Not everyone is buying it. “There is a difference between needing help to survive and needing help to maintain status,” Toi Smith, the founder of an organization that provides financial assistance and community support to single Black mothers, wrote in an Instagram post calling out Milano’s Substack post as glaringly out of touch with the reality of everyday income inequality. And the issue isn’t just wealth but visibility; most people’s GoFundMes never make headlines. In the comments section of Smith’s post, one person said their father had been behind on his mortgage when he died last year, and the GoFundMe created for him never took off. “You shouldn’t have to be well-known to be worthy of help,” they wrote. “THAT is the means test. And most of us fail it.”
Krystle Nieves can relate. Eight years ago, her 44-year-old husband suddenly died, and the Buffalo mother of two found herself widowed at the age of 31. Her life was upended one random Thursday; she had no life insurance and had to downsize to make ends meet, moving out of her house and navigating her bills and grief alone.
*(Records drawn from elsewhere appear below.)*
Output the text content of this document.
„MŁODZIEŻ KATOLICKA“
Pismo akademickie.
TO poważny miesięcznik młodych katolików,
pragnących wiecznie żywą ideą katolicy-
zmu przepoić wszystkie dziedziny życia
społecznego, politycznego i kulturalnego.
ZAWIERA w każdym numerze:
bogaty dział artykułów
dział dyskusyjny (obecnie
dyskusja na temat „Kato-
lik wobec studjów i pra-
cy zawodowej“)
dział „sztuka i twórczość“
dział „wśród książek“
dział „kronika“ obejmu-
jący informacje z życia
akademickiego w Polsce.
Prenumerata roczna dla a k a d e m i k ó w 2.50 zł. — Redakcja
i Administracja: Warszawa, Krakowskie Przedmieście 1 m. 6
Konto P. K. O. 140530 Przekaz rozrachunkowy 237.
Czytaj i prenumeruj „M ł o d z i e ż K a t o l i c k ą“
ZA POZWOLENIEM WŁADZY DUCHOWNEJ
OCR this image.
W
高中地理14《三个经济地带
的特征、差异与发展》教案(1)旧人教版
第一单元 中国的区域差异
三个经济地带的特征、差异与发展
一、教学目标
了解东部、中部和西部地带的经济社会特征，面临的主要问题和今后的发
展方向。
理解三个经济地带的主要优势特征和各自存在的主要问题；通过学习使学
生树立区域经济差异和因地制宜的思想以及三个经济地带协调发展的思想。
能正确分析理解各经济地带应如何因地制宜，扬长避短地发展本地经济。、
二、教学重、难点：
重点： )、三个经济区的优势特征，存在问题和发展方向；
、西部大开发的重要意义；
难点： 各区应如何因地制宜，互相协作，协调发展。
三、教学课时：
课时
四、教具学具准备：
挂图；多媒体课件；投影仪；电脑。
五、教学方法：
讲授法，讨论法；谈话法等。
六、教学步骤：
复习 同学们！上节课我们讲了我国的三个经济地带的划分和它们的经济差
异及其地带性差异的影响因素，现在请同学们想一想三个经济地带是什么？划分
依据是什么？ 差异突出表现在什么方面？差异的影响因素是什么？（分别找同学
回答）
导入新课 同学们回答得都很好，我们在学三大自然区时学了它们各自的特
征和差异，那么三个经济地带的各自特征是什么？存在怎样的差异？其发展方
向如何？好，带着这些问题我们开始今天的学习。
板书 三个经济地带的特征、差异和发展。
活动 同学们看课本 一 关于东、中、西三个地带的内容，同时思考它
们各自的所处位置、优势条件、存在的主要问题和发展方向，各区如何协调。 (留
When she made a video criticizing the GoFundMe for Kimberly Van Der Beek, she was met with pushback — it was people’s money to donate as they wanted, commenters told her; she had no right to tell people how to grieve. “And that’s fine,” Nieves says. But she hopes the discourse will inspire more people to have conversations about the inevitable, which can strike anybody, of any means, at any time. “Planning ahead was something I didn’t think about back then,” Nieves says. “We talk about loss after it happens; everybody says, I don’t want to think about that. Well, eventually the rug is pulled from underneath you, and you have to.”